Desde que asumió la presidencia de Brasil Jair Bolsonaro voló cuatro veces al exterior, tres de ellas en visita oficial. Y dejó claro de toda claridad que su capacidad de lanzar disparates y provocar desastres se supera con cada vuelo. No satisfecho con asombrar a sus compatriotas, parece dispuesto a asombrar al mundo.
Ayer, al final de su viaje oficial a Israel, dijo que su patético ministro de Relaciones Exteriores, Ernesto Araújo, está en lo correcto cuando afirma y reitera que el nazismo es de izquierda.
Para evitar dudas, recordó el nombre del partido de Hitler: “Se llamaba Partido Socialista… ¿cómo era?… ah, claro, Partido Nacional Socialista de Alemania”.
La verdad es que se llamaba Partido Nacional Socialista de los Trabajadores Alemanes (Nationalsozialistische Deutsche Arbeiterpartei). Hasta cuando dice absurdos Bolsonaro se mantiene a prudente distancia de la verdad.
Peor: lo dijo a la salida del museo del Holocausto, cuyo importante centro de investigación sobre víctimas del nazismo define el movimiento como “grupo radical de derecha”.
Ha sido el tercero y espectacular gol anotado por Bolsonaro en ese viaje, todos contra su propio arco.
De no ser por los desastres, el capitán presidente voló a Israel en vano: faltan pocos días para una elección que será disputada por el actual primer ministro Benjamín Netanyahu, que enfrenta dificultades gracias a una serie de acusaciones de corrupción.
Si Netanyahu gana, mejor hubiera sido visitarlo después. Si pierde, ¿de qué sirvió la visita?
El mandatario israelí esperaba que Bolsonaro anunciase el traslado de la embajada brasileña para Jerusalén, como había prometido, a semejanza de lo que hicieron dos países: Estados Unidos y Guatemala.
Pura decepción, apenas disfrazada: lo que habrá en Jerusalén será una oficina sin rango diplomático, destinada a promover el intercambio tecnológico, de innovaciones y cualquier cosa más sin importancia.
Fue el primer gol del brasileño contra su propio arco.
Pero pese a su falta de importancia, el anuncio de la oficina significó el segundo gol contra: los árabes se irritaron profundamente.
Considerando que junto a musulmanes, igualmente ardorosos aliados de la causa palestina, los árabes son compradores de carne y cereales brasileños que dejan un superávit de casi 7 mil millones de dólares, más del 10% del superávit total alcanzado en 2018, el gesto bolsonariano podrá provocar pérdidas importantísimas para Brasil.

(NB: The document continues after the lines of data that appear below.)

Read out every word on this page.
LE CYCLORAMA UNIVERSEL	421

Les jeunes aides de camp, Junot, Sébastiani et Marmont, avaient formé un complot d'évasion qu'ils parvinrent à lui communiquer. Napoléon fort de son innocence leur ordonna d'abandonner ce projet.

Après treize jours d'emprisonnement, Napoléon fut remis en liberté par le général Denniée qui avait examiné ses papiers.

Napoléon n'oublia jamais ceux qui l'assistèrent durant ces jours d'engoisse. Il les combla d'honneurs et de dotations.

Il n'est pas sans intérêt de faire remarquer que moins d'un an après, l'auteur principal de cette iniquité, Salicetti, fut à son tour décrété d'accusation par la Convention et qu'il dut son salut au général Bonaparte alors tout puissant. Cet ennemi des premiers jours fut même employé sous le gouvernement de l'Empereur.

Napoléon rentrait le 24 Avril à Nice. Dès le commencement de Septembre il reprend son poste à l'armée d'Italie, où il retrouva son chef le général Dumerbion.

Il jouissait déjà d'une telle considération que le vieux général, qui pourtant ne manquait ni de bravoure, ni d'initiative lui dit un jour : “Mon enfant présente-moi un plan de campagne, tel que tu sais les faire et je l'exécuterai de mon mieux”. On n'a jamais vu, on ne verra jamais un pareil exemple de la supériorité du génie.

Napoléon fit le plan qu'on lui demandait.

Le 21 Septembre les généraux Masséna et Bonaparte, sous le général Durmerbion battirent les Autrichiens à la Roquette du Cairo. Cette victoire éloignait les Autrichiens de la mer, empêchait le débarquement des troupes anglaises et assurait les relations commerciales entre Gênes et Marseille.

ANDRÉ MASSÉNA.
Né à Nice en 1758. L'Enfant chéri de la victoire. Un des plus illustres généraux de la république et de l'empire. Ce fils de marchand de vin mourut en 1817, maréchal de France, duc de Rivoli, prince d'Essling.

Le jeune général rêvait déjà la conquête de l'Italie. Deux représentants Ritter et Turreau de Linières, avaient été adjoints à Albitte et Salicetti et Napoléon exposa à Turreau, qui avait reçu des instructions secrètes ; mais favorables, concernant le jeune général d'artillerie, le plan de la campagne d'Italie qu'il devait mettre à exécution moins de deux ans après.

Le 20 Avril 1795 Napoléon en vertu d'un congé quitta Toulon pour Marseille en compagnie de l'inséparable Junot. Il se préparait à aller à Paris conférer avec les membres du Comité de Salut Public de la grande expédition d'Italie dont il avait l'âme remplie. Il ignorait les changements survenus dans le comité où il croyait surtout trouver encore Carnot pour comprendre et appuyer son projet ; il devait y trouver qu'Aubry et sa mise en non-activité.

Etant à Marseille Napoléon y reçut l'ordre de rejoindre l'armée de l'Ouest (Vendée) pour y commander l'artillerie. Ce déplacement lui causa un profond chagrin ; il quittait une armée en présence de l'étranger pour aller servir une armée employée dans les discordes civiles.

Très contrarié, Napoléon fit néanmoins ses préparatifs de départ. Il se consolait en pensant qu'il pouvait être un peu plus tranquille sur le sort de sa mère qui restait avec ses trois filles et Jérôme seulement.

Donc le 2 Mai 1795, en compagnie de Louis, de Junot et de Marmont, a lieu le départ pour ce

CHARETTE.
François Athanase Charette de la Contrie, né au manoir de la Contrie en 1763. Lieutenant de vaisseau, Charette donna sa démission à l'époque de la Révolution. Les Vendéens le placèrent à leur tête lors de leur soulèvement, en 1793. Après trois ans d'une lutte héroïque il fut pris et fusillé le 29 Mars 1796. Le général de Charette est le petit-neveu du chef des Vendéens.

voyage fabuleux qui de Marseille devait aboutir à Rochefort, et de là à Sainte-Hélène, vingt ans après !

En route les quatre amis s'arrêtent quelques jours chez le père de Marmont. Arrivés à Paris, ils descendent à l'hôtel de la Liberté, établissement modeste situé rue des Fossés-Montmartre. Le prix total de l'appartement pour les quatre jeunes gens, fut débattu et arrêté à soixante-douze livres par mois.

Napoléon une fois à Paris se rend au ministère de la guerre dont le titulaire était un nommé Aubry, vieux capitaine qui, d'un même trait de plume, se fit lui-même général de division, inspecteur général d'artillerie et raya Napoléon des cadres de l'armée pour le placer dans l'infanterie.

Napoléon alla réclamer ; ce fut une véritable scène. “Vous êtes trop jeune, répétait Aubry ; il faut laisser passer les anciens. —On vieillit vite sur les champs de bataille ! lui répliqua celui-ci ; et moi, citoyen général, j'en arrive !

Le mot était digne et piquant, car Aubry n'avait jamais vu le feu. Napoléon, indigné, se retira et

Y entonces vino el tercero, con la afirmación de que el nazismo es una ideología netamente de izquierda.
¿Podría haber mejor cierre para un viaje absurdo?
En su primer vuelo presidencial, en el Foro Económico Mundial realizado en Suiza el pasado enero, Bolsonaro afirmó a sus interlocutores –la crema de la crema del dinero en el mundo– estar seguro de que se llevarán muy bien porque, al fin y al cabo, Dios está por encima de todo. Volvió a casa con el diploma de campeón del vejamen en el equipaje.
En el segundo, una visita a Donald Trump, dio muestras de una capacidad astronómica de vasallaje y sumisión. Hizo concesiones sin precedentes, y a cambio de nada.
Bueno, de nada, no: metió a uno de sus hijos en lo que sería una reunión reservada con su ídolo, mientras su bizarro ministro de Relaciones Exteriores tenía brotes de rabieta en el pasillo.
En el tercero, a Chile, no se le ocurrió nada mejor que elogiar al general Augusto Pinochet y su dictadura sangrienta, haciendo que el derechista Sebastián Piñera lo criticase duramente.
Pura coherencia: pocas semanas antes, pero esta vez en Brasil, había llamado el paraguayo Alfredo Stroessner de “estadista” y “hombre de visión”. Por si fuera poco, trató al dictador acusado de corrupción, tortura, muerte y hasta pedofilia, de “nuestro general”.
Se anuncia que en el segundo semestre ese sembrador de desastres irá al Oriente. China está en la agenda, y puede que haya más países en la ruta del presidente brasileño.
Es imposible prever el tamaño de los desastres que el primate volador seguramente provocará.